In this paper, we establish some oscillation criteria for higher order nonlinear delay dynamic equations of the form

$${[{r_n}\varphi {( \cdots {r_2}{({r_1}{x^\Delta })^\Delta } \cdots )^\Delta }]^\Delta }(t) + h(t)f(x(\tau (t))) = 0$$

on an arbitrary time scale \(\mathbb{T}\) with sup \(\mathbb{T} = \infty \), where n ≥ 2, φ(u) = ∣u∣^γsgn(u) for γ > 0, r_i(1 ≤ i ≤ n) are positive rd-continuous functions and \(h \in {{\rm{C}}_{{\rm{rd}}}}(\mathbb{T},(0,\infty ))\). The function \(\tau \in {{\rm{C}}_{{\rm{rd}}}}(\mathbb{T},\mathbb{T})\) satisfies τ (t) ≤ t and \(\mathop {\lim }\limits_{t \rightarrow \infty } \tau (t) = \infty \) and f ∈ C(ℝ, ℝ).
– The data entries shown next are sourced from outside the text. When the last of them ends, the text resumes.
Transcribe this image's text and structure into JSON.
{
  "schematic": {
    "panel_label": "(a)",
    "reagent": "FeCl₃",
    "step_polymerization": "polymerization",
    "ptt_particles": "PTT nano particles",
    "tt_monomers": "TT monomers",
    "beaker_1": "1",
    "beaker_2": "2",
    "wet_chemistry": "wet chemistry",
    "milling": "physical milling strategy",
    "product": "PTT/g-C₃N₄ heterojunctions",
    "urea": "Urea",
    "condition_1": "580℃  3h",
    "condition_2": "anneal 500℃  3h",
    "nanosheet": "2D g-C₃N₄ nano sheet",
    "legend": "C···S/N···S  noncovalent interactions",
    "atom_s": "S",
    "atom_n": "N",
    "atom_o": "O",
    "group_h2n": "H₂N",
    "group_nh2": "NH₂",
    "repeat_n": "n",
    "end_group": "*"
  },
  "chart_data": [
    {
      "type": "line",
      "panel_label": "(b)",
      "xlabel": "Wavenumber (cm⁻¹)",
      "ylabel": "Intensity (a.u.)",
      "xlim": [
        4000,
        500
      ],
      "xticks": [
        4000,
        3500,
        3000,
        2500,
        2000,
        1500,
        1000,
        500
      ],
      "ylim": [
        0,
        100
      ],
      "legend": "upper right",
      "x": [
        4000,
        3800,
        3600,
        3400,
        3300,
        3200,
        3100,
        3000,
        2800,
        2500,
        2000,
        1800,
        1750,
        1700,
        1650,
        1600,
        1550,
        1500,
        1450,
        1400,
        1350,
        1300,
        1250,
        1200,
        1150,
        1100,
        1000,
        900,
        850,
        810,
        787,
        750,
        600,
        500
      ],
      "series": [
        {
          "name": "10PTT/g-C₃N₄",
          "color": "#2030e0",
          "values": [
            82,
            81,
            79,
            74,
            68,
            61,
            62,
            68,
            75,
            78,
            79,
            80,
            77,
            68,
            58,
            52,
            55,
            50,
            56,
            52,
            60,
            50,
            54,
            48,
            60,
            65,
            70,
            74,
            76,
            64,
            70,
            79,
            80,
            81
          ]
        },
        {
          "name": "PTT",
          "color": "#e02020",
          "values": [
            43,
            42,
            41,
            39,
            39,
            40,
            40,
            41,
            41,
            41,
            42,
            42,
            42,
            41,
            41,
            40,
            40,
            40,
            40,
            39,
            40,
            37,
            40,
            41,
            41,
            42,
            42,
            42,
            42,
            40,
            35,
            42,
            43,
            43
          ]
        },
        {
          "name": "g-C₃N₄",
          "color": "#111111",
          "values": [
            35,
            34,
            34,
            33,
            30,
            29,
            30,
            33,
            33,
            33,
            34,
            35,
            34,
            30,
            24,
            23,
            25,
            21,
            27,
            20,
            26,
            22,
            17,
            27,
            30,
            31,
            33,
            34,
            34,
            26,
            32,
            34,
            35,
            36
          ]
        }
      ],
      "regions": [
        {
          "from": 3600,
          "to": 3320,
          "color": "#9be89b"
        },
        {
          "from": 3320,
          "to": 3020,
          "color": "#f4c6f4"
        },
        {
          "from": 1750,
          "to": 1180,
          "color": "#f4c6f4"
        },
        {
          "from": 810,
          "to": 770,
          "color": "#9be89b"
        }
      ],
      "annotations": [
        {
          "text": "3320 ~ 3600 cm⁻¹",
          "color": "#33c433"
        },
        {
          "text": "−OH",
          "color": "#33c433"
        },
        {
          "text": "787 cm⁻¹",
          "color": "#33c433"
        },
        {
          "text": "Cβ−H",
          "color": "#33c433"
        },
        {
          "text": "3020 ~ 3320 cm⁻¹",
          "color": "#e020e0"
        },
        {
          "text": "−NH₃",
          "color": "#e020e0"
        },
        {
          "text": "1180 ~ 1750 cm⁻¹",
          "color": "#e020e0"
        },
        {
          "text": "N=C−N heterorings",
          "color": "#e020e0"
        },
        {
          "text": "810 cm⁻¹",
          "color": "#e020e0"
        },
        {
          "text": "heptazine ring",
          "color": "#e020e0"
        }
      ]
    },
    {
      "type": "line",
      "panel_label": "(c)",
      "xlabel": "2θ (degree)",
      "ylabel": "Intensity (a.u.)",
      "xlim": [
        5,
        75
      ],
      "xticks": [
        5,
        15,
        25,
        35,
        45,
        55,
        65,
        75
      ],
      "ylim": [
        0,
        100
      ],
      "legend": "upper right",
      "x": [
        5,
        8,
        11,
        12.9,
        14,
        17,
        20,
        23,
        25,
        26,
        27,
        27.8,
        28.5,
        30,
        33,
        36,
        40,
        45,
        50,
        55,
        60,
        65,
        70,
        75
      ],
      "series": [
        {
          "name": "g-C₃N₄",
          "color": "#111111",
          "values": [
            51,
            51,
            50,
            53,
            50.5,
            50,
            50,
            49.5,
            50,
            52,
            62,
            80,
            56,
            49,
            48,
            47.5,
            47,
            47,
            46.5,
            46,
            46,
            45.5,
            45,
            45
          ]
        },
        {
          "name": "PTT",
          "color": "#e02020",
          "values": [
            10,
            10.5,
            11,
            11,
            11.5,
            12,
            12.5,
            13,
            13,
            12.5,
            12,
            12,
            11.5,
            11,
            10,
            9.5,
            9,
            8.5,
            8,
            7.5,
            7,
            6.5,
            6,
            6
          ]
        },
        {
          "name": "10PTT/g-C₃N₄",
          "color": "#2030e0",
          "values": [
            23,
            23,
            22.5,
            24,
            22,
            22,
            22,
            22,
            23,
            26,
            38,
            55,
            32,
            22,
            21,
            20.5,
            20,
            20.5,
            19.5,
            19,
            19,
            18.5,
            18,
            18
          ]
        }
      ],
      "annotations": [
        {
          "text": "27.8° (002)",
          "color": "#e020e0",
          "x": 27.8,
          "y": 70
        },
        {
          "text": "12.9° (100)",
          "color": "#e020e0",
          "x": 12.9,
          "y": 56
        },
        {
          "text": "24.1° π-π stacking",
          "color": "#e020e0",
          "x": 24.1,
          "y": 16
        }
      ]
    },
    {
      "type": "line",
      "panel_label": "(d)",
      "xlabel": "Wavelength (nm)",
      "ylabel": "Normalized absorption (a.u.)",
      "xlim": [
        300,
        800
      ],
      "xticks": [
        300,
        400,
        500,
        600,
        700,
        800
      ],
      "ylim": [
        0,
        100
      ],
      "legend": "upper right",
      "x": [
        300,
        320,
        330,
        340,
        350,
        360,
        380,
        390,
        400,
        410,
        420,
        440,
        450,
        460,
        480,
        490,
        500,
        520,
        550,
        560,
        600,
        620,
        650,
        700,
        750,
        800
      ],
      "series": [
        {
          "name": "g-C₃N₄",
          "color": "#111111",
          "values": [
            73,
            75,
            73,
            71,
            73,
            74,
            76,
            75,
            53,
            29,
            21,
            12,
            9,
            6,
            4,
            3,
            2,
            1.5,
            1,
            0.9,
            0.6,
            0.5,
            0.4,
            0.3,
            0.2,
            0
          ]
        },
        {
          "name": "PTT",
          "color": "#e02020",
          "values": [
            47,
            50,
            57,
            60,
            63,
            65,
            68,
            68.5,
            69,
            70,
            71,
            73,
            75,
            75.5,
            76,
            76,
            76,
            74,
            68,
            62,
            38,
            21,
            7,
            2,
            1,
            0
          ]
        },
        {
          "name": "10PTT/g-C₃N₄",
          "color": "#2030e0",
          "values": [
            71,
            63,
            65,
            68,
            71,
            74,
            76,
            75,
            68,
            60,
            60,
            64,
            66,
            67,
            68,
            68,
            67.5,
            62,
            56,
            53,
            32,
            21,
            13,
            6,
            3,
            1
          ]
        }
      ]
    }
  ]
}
By using a generalized Riccati transformation, we give sufficient conditions under which every solution of this equation is either oscillatory or tends to zero. The obtained results are new for the corresponding higher order differential equations and difference equations. In the end, some applications and examples are provided to illustrate the importance of the main results.